One of the few upsides of the homogenisation of arcade games over the last decade or so has been, from an emulation point of view, the standardisation of hardware. Because nearly all coin-ops run on the same handful of technical systems (including the likes of the Neo Geo and Capcom CPS-2, both of which have been around for over a decade and are still used for new games today), the successful cracking of just one of those systems can have very swift knock-on effects for related hardware.

And so it is with Nebula Model 2. The original Nebula, as alert Emulation Zone readers will recall, did a splendid job of emulating the aforementioned CPS-2 system, home of Capcom’s endless series of 2D fighting games alongside many other titles. But the closely-related nature of arcade hardware has facilitated the relatively easy development of a spin-off emulator focused on a more recent series of games, most notably the “Model 2” line from Sega which gives the emu its name.

Model 2 (in its 2A, 2B and 2C revisions) was the system which ran some of Sega’s most popular arcade titles, including the likes of The House Of The Dead, Virtua Striker, Sega Touring Car Championship, the highly inventive shooter Zero Gunner and the obscure Sonic The Hedgehog fighting game, as well as non-Sega games like the first incarnation of Tecmo’s infamous wobble-jugged beat-‘em-up Dead Or Alive.
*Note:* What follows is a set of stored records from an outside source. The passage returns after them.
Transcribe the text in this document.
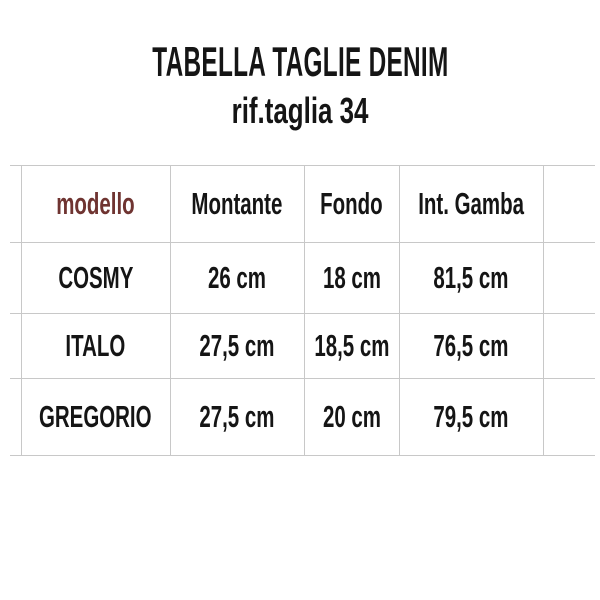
TABELLA TAGLIE DENIM
rif.taglia 34
modello Montante Fondo Int. Gamba
COSMY 26 cm 18 cm 81,5 cm
ITALO 27,5 cm 18,5 cm 76,5 cm
GREGORIO 27,5 cm 20 cm 79,5 cm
Despite the polygon-heavy sophistication of the games involved and the early stage of the emulator’s development, it’s already a highly impressive achievement.
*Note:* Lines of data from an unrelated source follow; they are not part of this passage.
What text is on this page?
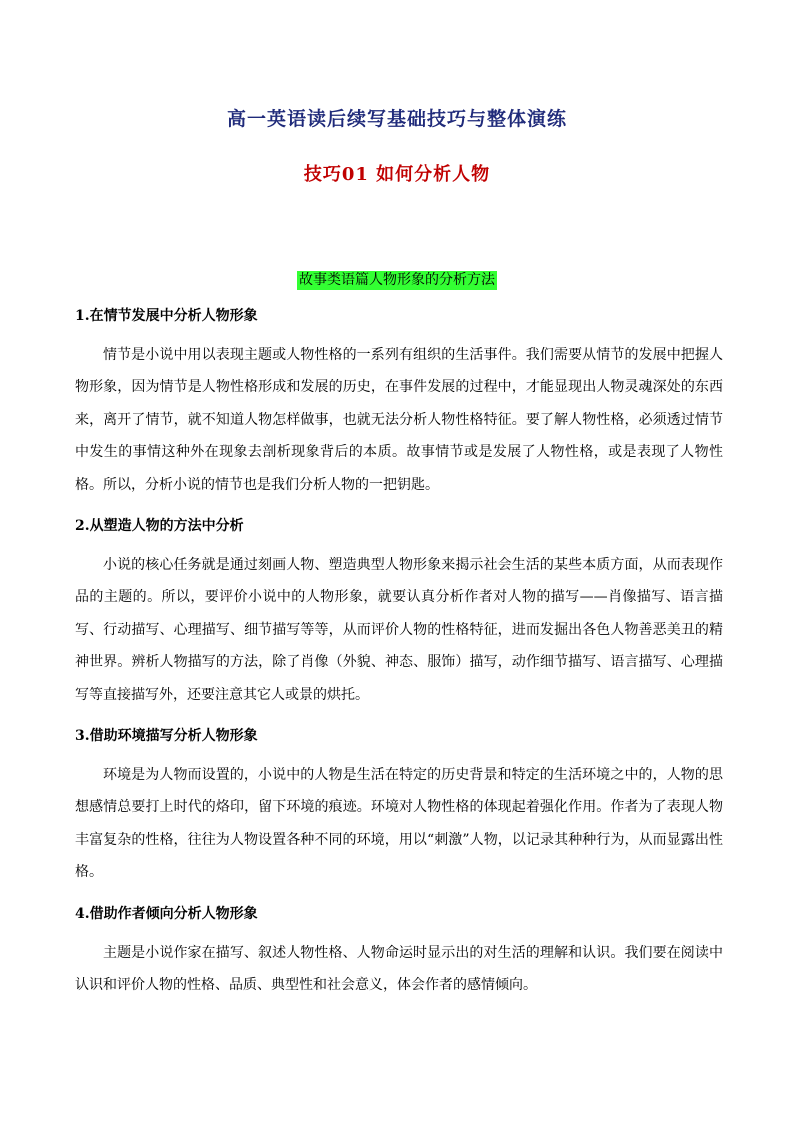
高一英语读后续写基础技巧与整体演练
技巧01 如何分析人物
故事类语篇人物形象的分析方法

1.在情节发展中分析人物形象

情节是小说中用以表现主题或人物性格的一系列有组织的生活事件。我们需要从情节的发展中把握人物形象，因为情节是人物性格形成和发展的历史，在事件发展的过程中，才能显现出人物灵魂深处的东西来，离开了情节，就不知道人物怎样做事，也就无法分析人物性格特征。要了解人物性格，必须透过情节中发生的事情这种外在现象去剖析现象背后的本质。故事情节或是发展了人物性格，或是表现了人物性格。所以，分析小说的情节也是我们分析人物的一把钥匙。

2.从塑造人物的方法中分析

小说的核心任务就是通过刻画人物、塑造典型人物形象来揭示社会生活的某些本质方面，从而表现作品的主题的。所以，要评价小说中的人物形象，就要认真分析作者对人物的描写——肖像描写、语言描写、行动描写、心理描写、细节描写等等，从而评价人物的性格特征，进而发掘出各色人物善恶美丑的精神世界。辨析人物描写的方法，除了肖像（外貌、神态、服饰）描写，动作细节描写、语言描写、心理描写等直接描写外，还要注意其它人或景的烘托。

3.借助环境描写分析人物形象

环境是为人物而设置的，小说中的人物是生活在特定的历史背景和特定的生活环境之中的，人物的思想感情总要打上时代的烙印，留下环境的痕迹。环境对人物性格的体现起着强化作用。作者为了表现人物丰富复杂的性格，往往为人物设置各种不同的环境，用以“刺激”人物，以记录其种种行为，从而显露出性格。

4.借助作者倾向分析人物形象

主题是小说作家在描写、叙述人物性格、人物命运时显示出的对生活的理解和认识。我们要在阅读中认识和评价人物的性格、品质、典型性和社会意义，体会作者的感情倾向。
If you have a meaty PC (2GHz or above) then many of the games are - while not in full 60-frames-per-second glory yet - eminently playable with full sound, though the likes of Sega Touring Car still, at the time of writing, suffer from major chug when there are lots of cars on the track. Of course, given the dizzying speed of the dynamic world of emulation, you can expect that situation to have improved by the time you actually read this column. Nebula Model 2 is one of emulation’s most accomplished achievements to date, and the long-awaited goal of playing arcade-perfect online Daytona USA just took a couple of giant leaps closer. Emulation Zone trusts that you’re excited.

Downloads

 

 

Indianapolis 500, one of several Model 2 racers.

Sonic and the aptly-named Knuckles exchange views.
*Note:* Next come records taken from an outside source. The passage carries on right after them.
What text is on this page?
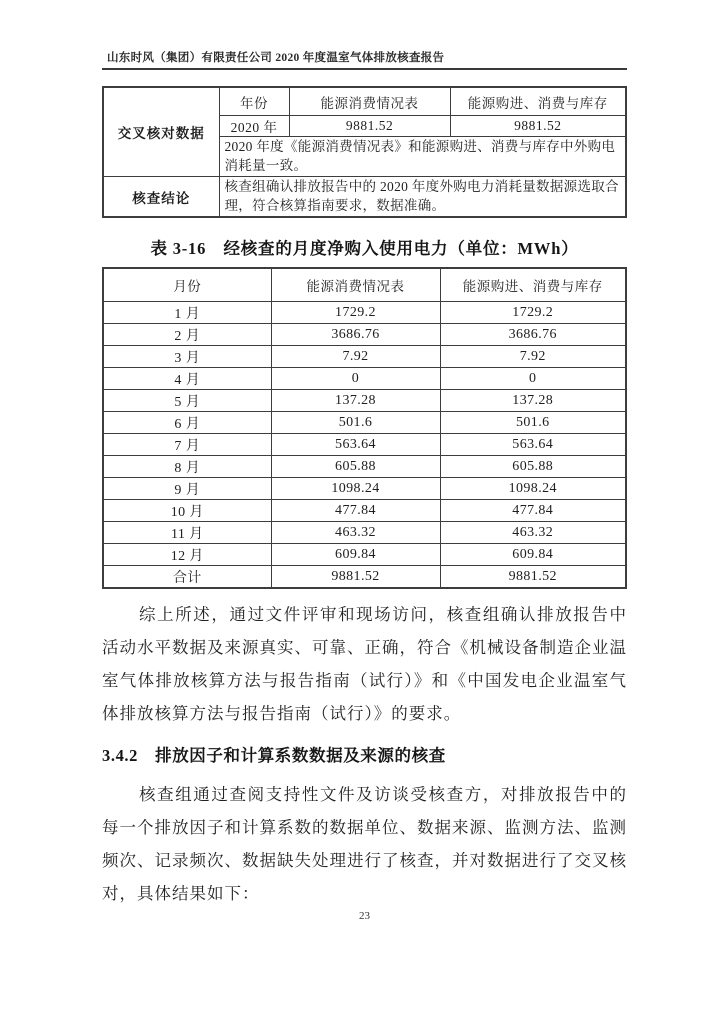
山东时风（集团）有限责任公司 2020 年度温室气体排放核查报告
交叉核对数据	年份	能源消费情况表	能源购进、消费与库存
	2020 年	9881.52	9881.52
	2020 年度《能源消费情况表》和能源购进、消费与库存中外购电消耗量一致。		
核查结论	核查组确认排放报告中的 2020 年度外购电力消耗量数据源选取合理，符合核算指南要求，数据准确。		
表 3-16　经核查的月度净购入使用电力（单位：MWh）
月份	能源消费情况表	能源购进、消费与库存
1 月	1729.2	1729.2
2 月	3686.76	3686.76
3 月	7.92	7.92
4 月	0	0
5 月	137.28	137.28
6 月	501.6	501.6
7 月	563.64	563.64
8 月	605.88	605.88
9 月	1098.24	1098.24
10 月	477.84	477.84
11 月	463.32	463.32
12 月	609.84	609.84
合计	9881.52	9881.52
综上所述，通过文件评审和现场访问，核查组确认排放报告中活动水平数据及来源真实、可靠、正确，符合《机械设备制造企业温室气体排放核算方法与报告指南（试行）》和《中国发电企业温室气体排放核算方法与报告指南（试行）》的要求。
3.4.2　排放因子和计算系数数据及来源的核查
核查组通过查阅支持性文件及访谈受核查方，对排放报告中的每一个排放因子和计算系数的数据单位、数据来源、监测方法、监测频次、记录频次、数据缺失处理进行了核查，并对数据进行了交叉核对，具体结果如下：
23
Zero Gunner protests strongly against motorway service-area overcharging.

 

EMULATION OF THE MONTH

SEXY PARODIUS (Konami, arcade, 1996)

It’s been said, more than once, and indeed more than once by Emulation Zone, that the Japanese are a strange bunch. But of all the many strange things about our chums from the East, undoubtedly the oddest is what they regard as sexy. Whether it’s used-underwear vending machines or saucer-eyed teenage girls being horribly violated by slimy-tentacled space monsters, it all ensures that your normally-intrepid reporter stays firmly in his own hemisphere of the globe, limiting his interactions with Japan to playing its many splendid videogames.

Sometimes, however, it’s impossible to avoid the crossover, as this foray into the normally light-hearted Parodius series proves. Your correspondent is, perhaps thankfully, unable to read the storyline, but essentially the game follows the standard Nemesis/Gradius template, with the exception that each level has a subsidiary task (for example, collecting a set number of golden coins while battling the enemies), which if completed rewards the player with a little cut-scene, invariably featuring semi-naked girls with animal tails enaged in some kind of incomprehensible behaviour with an octopus, or a green dolphin with a moustache. Sexy Parodius  is a great game, inventive and fast-paced and exceptionally challenging, but Emulation Zone never, ever wants to visit a Japanese porn cinema.

Downloads

 

(Left) The one on the right appears to be called “Neal”. Erk.